FOCUS MONEY zitiert in seiner neuen Ausgabe in einem Bericht über den ”Finanzbedarf von Studierenden” den Präsidenten des Deutschen Studentenwerks:
„Bafög allein reicht nicht. Die durchschnittlichen monatlichen Kosten eines Studierenden überschreiten den derzeitigen Höchstsatz um 192 Euro.”
Wegen der Finanzierungslücken jobben 73 % der Studierenden neben ihrem Studium.
Ein Beschluss des Landgerichts München I, Az.: 9 0 289/07, erinnert daran, dass nach § 172 ZPO eine einstweilige Verfügung dem Prozessbevollmächtigten zugestellt werden muss. Dies gilt auch für Zustellungen im Parteibetrieb. Wird ein Zwangsmittelantrag wegen der fehlerhaften Zustellung für erledigt erklärt, muss der Antragsteller die Kosten tragen.
Markenrechtler haben bekanntlich jeden Tag mit der Kennzeichnungskraft von Zeichen zu tun. Aus einem Beschluss des Bundesgerichtshofs Az.: I ZB 46/06, der nun im Volltext vorliegt, ergibt sich eine Reihe von Fallen beim Sachvortrag zur Kennzeichnungskraft.
Die Widersprechende hatte vor dem Bundespatentgericht verloren, weil sie nicht schlüssig zur erhöhten Kennzeichnungskraft ihrer Widerspruchsmarke vorgetragen hat. Der Bundesgerichtshof wies jetzt die Rechtsbeschwerde der Widersprechenden zurück.
Die instruktiven - für die Widersprechende unglücklichen - Umstände:
1. Die Markeninhaberin hat den Vortrag der Widersprechenden zur erhöhten Kennzeichnungskraft der Widerspruchsmarke nie substantiiert bestritten. Die Widersprechende sah deshalb keinen Anlass, ihren Sachvortrag zu ergänzen.
2. Nach der Rechtsprechung des BGH ist es unschädlich, dass die Widersprechende vom Gericht nicht darauf hingewiesen worden ist, es entscheide ungünstig (so dass die Widersprechende nicht veranlasst wurde, noch Sachverhalt vorzutragen).
3. Dies gilt selbst dann, wenn das Bundespatentgericht von einer zuvor vom Deutschen Patent- und Markenamt vertrenen Rechtsanwendung abweicht.

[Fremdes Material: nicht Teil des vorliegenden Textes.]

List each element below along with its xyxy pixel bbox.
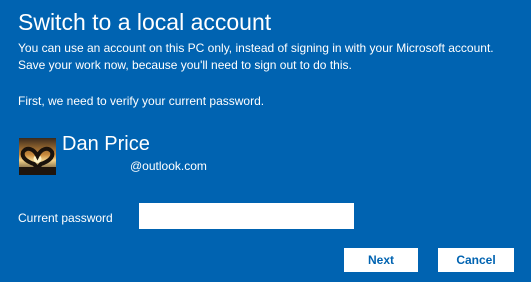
- user-name: Dan Price: [62, 133, 150, 155]
- description-line-2: Save your work now, because you'll need …: [18, 58, 352, 72]
- dialog-title: Switch to a local account: [18, 9, 272, 35]
- user-photo-icon: [19, 138, 56, 175]
- description-line-1: You can use an account on this PC only, …: [18, 41, 494, 55]
- cancel-button[interactable]: Cancel: [438, 248, 514, 272]
- user-email: @outlook.com: [130, 159, 207, 173]
- dialog-description: You can use an account on this PC only, …: [18, 40, 494, 74]
- verify-password-text: First, we need to verify your current pa…: [18, 94, 265, 108]
- next-button[interactable]: Next: [344, 248, 418, 272]
- cancel-button-label: Cancel: [456, 253, 496, 267]
- switch-local-account-dialog: Switch to a local account You can use an…: [0, 0, 531, 282]
- avatar: [19, 138, 56, 175]
- current-password-input[interactable]: [139, 203, 354, 229]
- current-password-label: Current password: [18, 211, 113, 225]
- next-button-label: Next: [367, 253, 394, 267]
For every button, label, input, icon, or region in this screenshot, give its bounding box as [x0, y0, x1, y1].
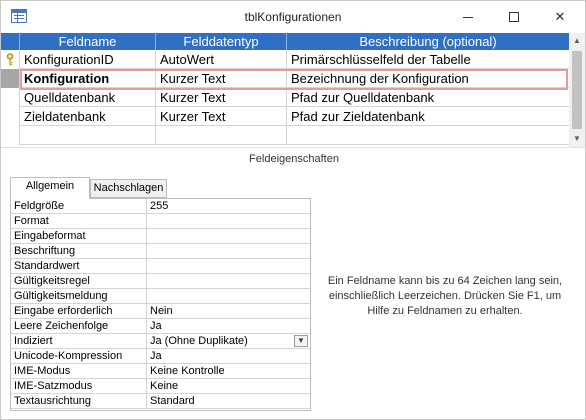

4. Der BGH weiter: „Erst recht war kein Hinweis darauf geboten, dass das Gericht dazu neige, von der vom Oberlandesgericht in einer anderen Sache geäußerten Bewertung der Kennzeichnungskraft abzuweichen.”
5. Schließlich hat den Vertretern die Übersicht gefehlt: „Das Bundespatentgericht hat der Widersprechenden nach dem Hinweis darauf, dass der Sachvortrag zur erhöhten Kennzeichnungskraft nicht ausreichen könnte, ausdrücklich Gelegenheit zur Stellungnahme gewährt. Die Vertreter der Widersprechenden haben daraufhin ausweislich des Verhandlungsprotokolls lediglich die Zulassung der Rechtsbeschwerde angeregt. Eine Schriftsatzfrist für ergänzenden Vortrag zur Kennzeichnungskraft haben sie dagegen nicht beantragt.”
Der Rat des Verfassers zahlloser Veröffentlichungen über seelische Krisenbewältigung, Dipl.-Psych. Ulrich Beer, morgen im FOCUS:
„Nach seiner Herzkrankheit ist der Mann ein anderer geworden. Er leidet unter Selbstüberschätzung. Er sollte mit engsten Freunden die politische Situation besprechen, analysieren, was für ihn noch drin ist. Wenn sich da nach dem Urteil guter Berater nichts mehr findet, sollte er sich zurückziehen. Gerade das wird Seehofer indes nicht machen, weil er auf eine bestimmte Art größenwahnsinnig und von Ehrgeiz besessen ist.”